"Oh, these everlasting disputes!" said old Korchagin, laughing,
and he pulled the napkin out of his waistcoat, noisily pushed
back his chair, which the footman instantly caught hold of, and
left the table.
Everybody rose after him, and went up to another table on which
stood glasses of scented water. They rinsed their mouths, then
resumed the conversation, interesting to no one.
"Don't you think so?" said Missy to Nekhludoff, calling for a
confirmation of the statement that nothing shows up a man's
character like a game. She noticed that preoccupied and, as it
seemed to her, dissatisfied look which she feared, and she wanted
to find out what had caused it.
"Really, I can't tell; I have never thought about it," Nekhludoff
answered.
"Will you come to mamma?" asked Missy.
"Yes, yes," he said, in a tone which plainly proved that he did
not want to go, and took out a cigarette.
She looked at him in silence, with a questioning look, and he
felt ashamed. "To come into a house and give the people the
dumps," he thought about himself; then, trying to be amiable,
said that he would go with pleasure if the princess would admit
him.
"Oh, yes! Mamma will be pleased. You may smoke there; and Ivan
Ivanovitch is also there."
The mistress of the house, Princess Sophia Vasilievna, was a
recumbent lady. It was the eighth year that, when visitors were
present, she lay in lace and ribbons, surrounded with velvet,
gilding, ivory, bronze, lacquer and flowers, never going out, and
only, as she put it, receiving intimate friends, i.e., those who
according to her idea stood out from the common herd.

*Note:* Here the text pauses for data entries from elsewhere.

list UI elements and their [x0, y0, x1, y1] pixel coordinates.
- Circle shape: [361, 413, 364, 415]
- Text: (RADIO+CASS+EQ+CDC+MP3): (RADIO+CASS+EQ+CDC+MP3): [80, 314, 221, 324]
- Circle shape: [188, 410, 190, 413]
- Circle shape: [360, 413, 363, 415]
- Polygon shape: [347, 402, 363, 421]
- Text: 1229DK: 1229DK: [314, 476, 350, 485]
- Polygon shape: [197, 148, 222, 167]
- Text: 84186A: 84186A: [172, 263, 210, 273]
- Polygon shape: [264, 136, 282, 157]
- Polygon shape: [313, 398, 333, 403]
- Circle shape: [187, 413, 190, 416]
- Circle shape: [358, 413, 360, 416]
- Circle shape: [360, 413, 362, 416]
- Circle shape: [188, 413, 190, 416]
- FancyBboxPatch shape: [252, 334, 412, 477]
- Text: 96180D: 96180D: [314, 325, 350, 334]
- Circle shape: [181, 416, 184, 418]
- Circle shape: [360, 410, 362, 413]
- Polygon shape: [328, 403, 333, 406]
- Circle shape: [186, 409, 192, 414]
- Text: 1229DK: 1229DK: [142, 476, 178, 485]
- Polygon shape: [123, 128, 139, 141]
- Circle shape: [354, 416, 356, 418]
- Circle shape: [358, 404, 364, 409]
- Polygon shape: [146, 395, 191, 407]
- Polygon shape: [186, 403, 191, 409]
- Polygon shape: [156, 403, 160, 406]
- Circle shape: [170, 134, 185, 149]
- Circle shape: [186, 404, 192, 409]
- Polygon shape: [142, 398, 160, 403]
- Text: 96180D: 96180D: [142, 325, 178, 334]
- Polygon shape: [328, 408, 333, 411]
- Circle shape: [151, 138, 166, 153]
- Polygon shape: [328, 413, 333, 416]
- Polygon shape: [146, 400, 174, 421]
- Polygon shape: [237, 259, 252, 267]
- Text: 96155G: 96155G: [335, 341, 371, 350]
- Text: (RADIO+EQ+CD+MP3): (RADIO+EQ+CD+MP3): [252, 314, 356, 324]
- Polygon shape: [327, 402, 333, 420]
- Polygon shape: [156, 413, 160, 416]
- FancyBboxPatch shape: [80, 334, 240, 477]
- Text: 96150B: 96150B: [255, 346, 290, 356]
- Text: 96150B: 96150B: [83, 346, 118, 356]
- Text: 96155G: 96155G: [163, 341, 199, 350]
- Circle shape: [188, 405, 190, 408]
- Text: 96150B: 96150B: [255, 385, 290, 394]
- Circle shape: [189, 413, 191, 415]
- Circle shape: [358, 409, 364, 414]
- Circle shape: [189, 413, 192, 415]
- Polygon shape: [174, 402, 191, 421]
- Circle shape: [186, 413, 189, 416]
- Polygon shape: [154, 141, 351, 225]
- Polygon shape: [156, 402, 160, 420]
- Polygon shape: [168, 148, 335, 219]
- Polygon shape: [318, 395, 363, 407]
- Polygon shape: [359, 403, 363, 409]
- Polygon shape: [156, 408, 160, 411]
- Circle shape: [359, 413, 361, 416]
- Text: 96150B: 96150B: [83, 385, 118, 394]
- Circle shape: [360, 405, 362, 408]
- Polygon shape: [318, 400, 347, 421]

Nekhludoff was admitted into the number of these friends because
he was considered clever, because his mother had been an intimate
friend of the family, and because it was desirable that Missy
should marry him.
Sophia Vasilievna's room lay beyond the large and the small
drawing-rooms. In the large drawing-room, Missy, who was in front
of Nekhludoff, stopped resolutely, and taking hold of the back of
a small green chair, faced him.
Missy was very anxious to get married, and as he was a suitable
match and she also liked him, she had accustomed herself to the
thought that he should be hers (not she his). To lose him would
be very mortifying. She now began talking to him in order to get
him to explain his intentions.
"I see something has happened," she said. "Tell me, what is the
matter with you?"
He remembered the meeting in the law court, and frowned and
blushed.
"Yes, something has happened," he said, wishing to be truthful;
"a very unusual and serious event."
"What is it, then? Can you not tell me what it is?" She was
pursuing her aim with that unconscious yet obstinate cunning
often observable in the mentally diseased.